From 2006 until 2009, Apple ran a series of memorable TV advertisements that anthropomorphized a PC and a Mac in the forms of John Hodgman and Justin Long. Hodgman, playing the part of a PC, was dressed in a business suit, wore glasses, donned a haircut from 1985, and only broke from his mostly dull personality to get excited about making spreadsheets. Long, on the other hand, sporting a t-shirt, stylish jeans, and a quick-witted personality, portrayed Macs as the computing choice for cooler, more modern consumers.
The ads were a clever marketing technique by Apple to portray themselves as the more modern and innovative computing platform. But they also played on people's general stereotype that Mac users tend to be younger, hipper, and more tech-savvy than PC users. So we crunched the numbers at SameGrain to find out if and how Mac and PC users differ.

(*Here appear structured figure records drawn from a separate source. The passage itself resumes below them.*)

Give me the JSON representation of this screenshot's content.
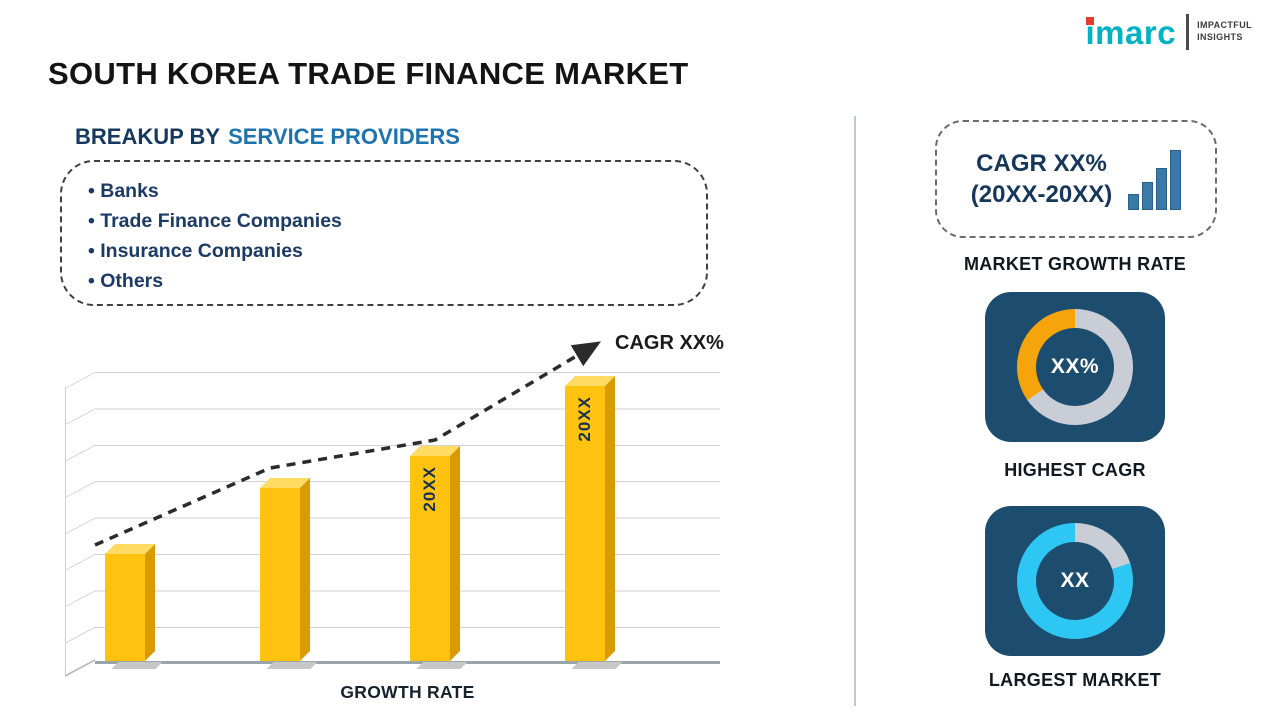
{
  "title": "SOUTH KOREA TRADE FINANCE MARKET",
  "logo": {
    "brand_i": "i",
    "brand_rest": "marc",
    "tagline_line1": "IMPACTFUL",
    "tagline_line2": "INSIGHTS"
  },
  "breakup": {
    "heading_prefix": "BREAKUP BY",
    "heading_highlight": "SERVICE PROVIDERS",
    "items": [
      "Banks",
      "Trade Finance Companies",
      "Insurance Companies",
      "Others"
    ]
  },
  "chart_data": [
    {
      "type": "bar",
      "xlabel": "GROWTH RATE",
      "ylabel": "",
      "categories": [
        "",
        "",
        "20XX",
        "20XX"
      ],
      "bar_labels": [
        "",
        "",
        "20XX",
        "20XX"
      ],
      "values": [
        37,
        60,
        71,
        95
      ],
      "value_unit": "relative-height-percent",
      "bar_color": "#FFC20E",
      "gridlines": true,
      "trend_label": "CAGR XX%",
      "trend_style": "dashed-arrow-ascending"
    },
    {
      "type": "pie",
      "subtype": "donut",
      "label": "HIGHEST CAGR",
      "center_text": "XX%",
      "slices": [
        {
          "name": "highlight",
          "color": "#F5A50B",
          "fraction": 0.35
        },
        {
          "name": "remainder",
          "color": "#C9CED6",
          "fraction": 0.65
        }
      ]
    },
    {
      "type": "pie",
      "subtype": "donut",
      "label": "LARGEST MARKET",
      "center_text": "XX",
      "slices": [
        {
          "name": "highlight",
          "color": "#2EC6F2",
          "fraction": 0.8
        },
        {
          "name": "remainder",
          "color": "#C9CED6",
          "fraction": 0.2
        }
      ]
    }
  ],
  "right_panel": {
    "growth_box": {
      "line1": "CAGR XX%",
      "line2": "(20XX-20XX)"
    },
    "captions": {
      "market_growth_rate": "MARKET GROWTH RATE",
      "highest_cagr": "HIGHEST CAGR",
      "largest_market": "LARGEST MARKET"
    },
    "donut1_value": "XX%",
    "donut2_value": "XX"
  },
  "colors": {
    "navy_tile": "#1D4D6E",
    "bar_yellow": "#FFC20E",
    "accent_orange": "#F5A50B",
    "accent_cyan": "#2EC6F2",
    "heading_navy": "#15395E",
    "heading_blue": "#1E73AE",
    "brand_teal": "#00B2C3",
    "brand_red": "#E53C2E"
  }
}
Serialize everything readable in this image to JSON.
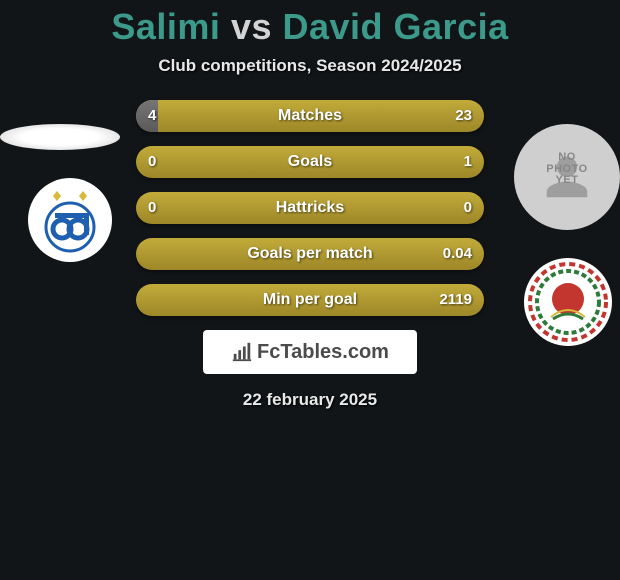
{
  "title_html": "<span style='color:#3c9a8b'>Salimi</span> <span style='color:#d3d3d3'>vs</span> <span style='color:#3c9a8b'>David Garcia</span>",
  "subtitle": "Club competitions, Season 2024/2025",
  "brand": "FcTables.com",
  "date": "22 february 2025",
  "stats": {
    "bar_bg": "#ab9530",
    "bar_grey": "#666666",
    "rows": [
      {
        "label": "Matches",
        "l": "4",
        "r": "23",
        "lw": 22,
        "rw": 0
      },
      {
        "label": "Goals",
        "l": "0",
        "r": "1",
        "lw": 0,
        "rw": 0
      },
      {
        "label": "Hattricks",
        "l": "0",
        "r": "0",
        "lw": 0,
        "rw": 0
      },
      {
        "label": "Goals per match",
        "l": "",
        "r": "0.04",
        "lw": 0,
        "rw": 0
      },
      {
        "label": "Min per goal",
        "l": "",
        "r": "2119",
        "lw": 0,
        "rw": 0
      }
    ]
  },
  "left_player": {
    "photo": "none",
    "club_name": "esteghlal",
    "club_colors": {
      "bg": "#ffffff",
      "accent": "#1e5fb0",
      "gold": "#d8b93a"
    }
  },
  "right_player": {
    "photo": "none",
    "club_name": "al-rayyan",
    "club_colors": {
      "bg": "#ffffff",
      "ring_red": "#c2362f",
      "ring_green": "#2e7a3a",
      "black": "#000"
    }
  },
  "icons": {
    "no_photo": "NO PHOTO YET"
  }
}
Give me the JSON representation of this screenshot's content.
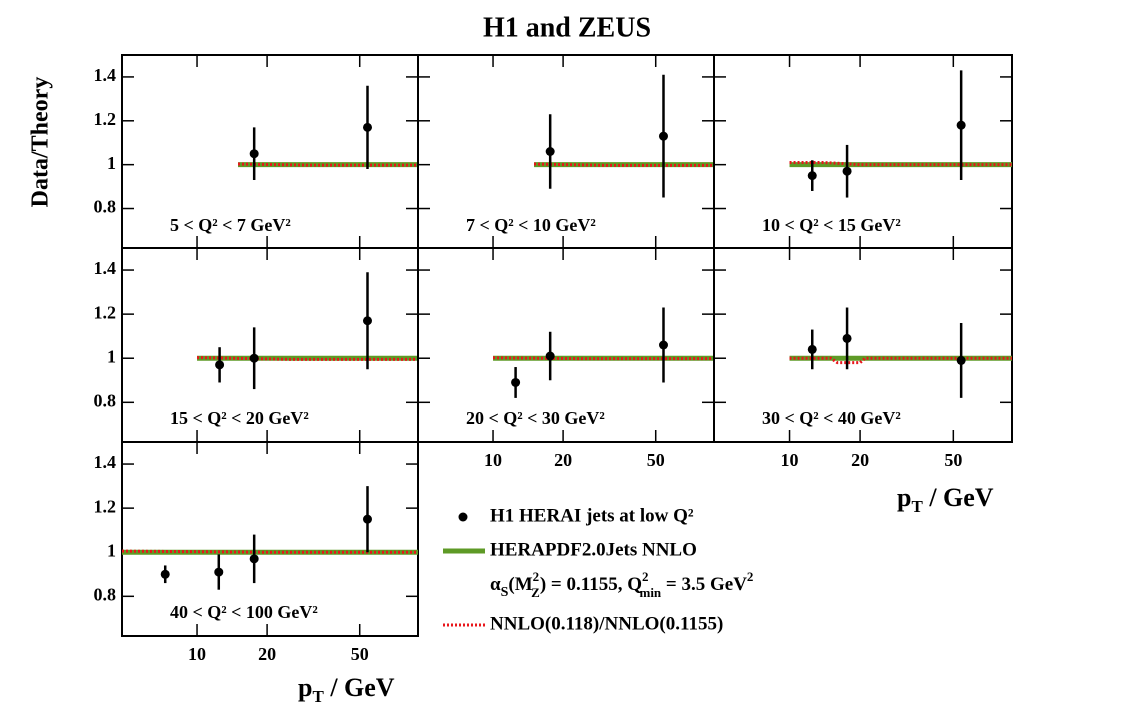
{
  "figure": {
    "title": "H1 and ZEUS",
    "y_label": "Data/Theory",
    "x_label": [
      "p",
      "T",
      " / GeV"
    ],
    "xscale": "log",
    "xlim": [
      4.76,
      89
    ],
    "ylim": [
      0.62,
      1.5
    ],
    "xticks": [
      10,
      20,
      50
    ],
    "yticks": [
      0.8,
      1,
      1.2,
      1.4
    ],
    "legend": [
      {
        "name": "H1 HERAI jets at low Q²",
        "color": "#000000"
      },
      {
        "name": "HERAPDF2.0Jets NNLO",
        "color": "#5e9a26",
        "details": [
          "α",
          "S",
          "(M",
          "2",
          "Z",
          ") = 0.1155, Q",
          "2",
          "min",
          " = 3.5 GeV",
          "2"
        ]
      },
      {
        "name": "NNLO(0.118)/NNLO(0.1155)",
        "color": "#e8161b"
      }
    ]
  },
  "chart_data": [
    {
      "type": "scatter",
      "label": "5 < Q² < 7 GeV²",
      "x": [
        17.6,
        54
      ],
      "values": [
        1.05,
        1.17
      ],
      "errors": [
        0.12,
        0.19
      ],
      "herapdf": {
        "x": [
          15,
          89
        ],
        "values": [
          1,
          1
        ]
      },
      "ratio": {
        "x": [
          15,
          30,
          89
        ],
        "values": [
          1.003,
          0.998,
          0.998
        ]
      }
    },
    {
      "type": "scatter",
      "label": "7 < Q² < 10 GeV²",
      "x": [
        17.6,
        54
      ],
      "values": [
        1.06,
        1.13
      ],
      "errors": [
        0.17,
        0.28
      ],
      "herapdf": {
        "x": [
          15,
          89
        ],
        "values": [
          1,
          1
        ]
      },
      "ratio": {
        "x": [
          15,
          30,
          89
        ],
        "values": [
          1.003,
          0.997,
          0.997
        ]
      }
    },
    {
      "type": "scatter",
      "label": "10 < Q² < 15 GeV²",
      "x": [
        12.5,
        17.6,
        54
      ],
      "values": [
        0.95,
        0.97,
        1.18
      ],
      "errors": [
        0.07,
        0.12,
        0.25
      ],
      "herapdf": {
        "x": [
          10,
          89
        ],
        "values": [
          1,
          1
        ]
      },
      "ratio": {
        "x": [
          10,
          14,
          20,
          89
        ],
        "values": [
          1.01,
          1.01,
          1.0,
          1.0
        ]
      }
    },
    {
      "type": "scatter",
      "label": "15 < Q² < 20 GeV²",
      "x": [
        12.5,
        17.6,
        54
      ],
      "values": [
        0.97,
        1.0,
        1.17
      ],
      "errors": [
        0.08,
        0.14,
        0.22
      ],
      "herapdf": {
        "x": [
          10,
          89
        ],
        "values": [
          1,
          1
        ]
      },
      "ratio": {
        "x": [
          10,
          25,
          89
        ],
        "values": [
          1.003,
          0.995,
          0.995
        ]
      }
    },
    {
      "type": "scatter",
      "label": "20 < Q² < 30 GeV²",
      "x": [
        12.5,
        17.6,
        54
      ],
      "values": [
        0.89,
        1.01,
        1.06
      ],
      "errors": [
        0.07,
        0.11,
        0.17
      ],
      "herapdf": {
        "x": [
          10,
          89
        ],
        "values": [
          1,
          1
        ]
      },
      "ratio": {
        "x": [
          10,
          25,
          89
        ],
        "values": [
          1.002,
          0.998,
          0.998
        ]
      }
    },
    {
      "type": "scatter",
      "label": "30 < Q² < 40 GeV²",
      "x": [
        12.5,
        17.6,
        54
      ],
      "values": [
        1.04,
        1.09,
        0.99
      ],
      "errors": [
        0.09,
        0.14,
        0.17
      ],
      "herapdf": {
        "x": [
          10,
          89
        ],
        "values": [
          1,
          1
        ]
      },
      "ratio": {
        "x": [
          10,
          15,
          16,
          20,
          21,
          89
        ],
        "values": [
          1.0,
          1.0,
          0.98,
          0.98,
          1.0,
          1.0
        ]
      }
    },
    {
      "type": "scatter",
      "label": "40 < Q² < 100 GeV²",
      "x": [
        7.3,
        12.4,
        17.6,
        54
      ],
      "values": [
        0.9,
        0.91,
        0.97,
        1.15
      ],
      "errors": [
        0.04,
        0.08,
        0.11,
        0.15
      ],
      "herapdf": {
        "x": [
          4.76,
          89
        ],
        "values": [
          1,
          1
        ]
      },
      "ratio": {
        "x": [
          4.76,
          20,
          89
        ],
        "values": [
          1.005,
          1.0,
          1.0
        ]
      }
    }
  ]
}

We found that some of the stereotypes appear to have some grain of truth - Mac users do indeed tend to be slightly younger, more liberal, and more artistic. But some of the other differences may surprise you. Check out the plot below for the full results of the analysis.
The analysis was done using hundreds of thousands of data-points about users' preferences, experiences, and demographics from SameGrain, a platform for meeting new people (primarily friends) based on what you have in common. Characteristics are listed from top to bottom by those most unique to PC users to those most unique to Mac users. The center black lines indicate how much more likely a PC/Mac user is to have that characteristic relative to a user of the other computer platform. For each characteristic, the width of the box shows the uncertainty of the likelihood (for those interested, it's the 99% confidence interval). The plot is interactive: hovering over each bar will display a popup that explicates the difference between Mac and PC users in that characteristic. For example, a PC user is 14% - 30% more likely than a PC user to have owned a Ford vehicle. The color of the bar indicates how confident we are that PC/Mac users are more likely than users of the other computer platform to have that characteristic (statistic-savvy readers will recognize this as the z-score).
It's (Mostly) All About the Benjamins
Education and Money
Many of the differences between Mac and PC users can be directly attributed to differences in the buying power of the users (or buying power as implied from education and spending habits). The data implies Mac users are more educated and affluent than PC users.
Mac users are approximately 20% more likely to have a bachelor's degree and 32% more likely to have a graduate degree than PC users. These percentages are based on polling a sample of the population (SameGrain has not collected data on every Mac or PC user), so there is an uncertainty to the measurements, which can be calculated. We can say with 99% confidence that Mac users are 12-28% and 18-45% more likely to have a bachelor's and graduate degree, respectively.
Education level is highly correlated with income, so it is a safe conclusion to say that Mac users are generally wealthier than PC users. The income disparity is also born out in differences in spending habits. Perhaps the most obvious example is that PC users are more likely to own domestic vehicles such as those made by Chevrolet, Ford, and Dodge, while Mac users are more likely to own foreign vehicles from BMW or Volkswagen.
There has been quite a bit of research done that suggests a correlation between a person's income and the quality of their diet and the amount of sleep they get each night, both of which are born out in the SameGrain data. Note that PC users are more likely to eat junk food and get less than 8 hours of sleep, while Mac users are more likely to eat gourmet meals and sleep for more than 8 hours. We see similar trends when comparing how users spend their disposable income; PC users are more likely to live paycheck to paycheck, while Mac users are more likely to save for a new home. This agrees with research that finds people at higher income levels are more likely to save than those in lower income brackets. This trend probably also explains why PC users are more likely to have more than 3 children - such households likely have less disposable income.
We find that Mac users tend to be slightly younger than PC users. Mac users are about 6% more likely to be under the age of 35. It's a small - but statistically significant - difference. Other differences that could be attributed to age include political affiliation (PC users are more likely to be conservative while Mac users are more likely to be liberal) and stage of career (Mac users are more likely to be just starting their career).
Some of the differences were surprising. PC users are more likely to list Family Guy as one of their favorite TV shows, not pay attention to the news, like football, and like their meat prepared well done. Mac users are more likely to prefer Coca-Cola over Pepsi, play a musical instrument, make their bed most mornings, have a gym membership, and play tennis. Some of these characteristics may be related to disposable income. If Mac users are wealthier, they may have money to spend on gym memberships and musical instruments. The popularity of video games among PC users would seem to argue against this explanation, but PCs have long held an edge over Macs among gamers.
Among the strongest characteristics of a Mac user is an affinity for art. Mac users are 25% more likely to identify art as their favorite high school subject. In fact, we find that all users who majored in art in college use Macs.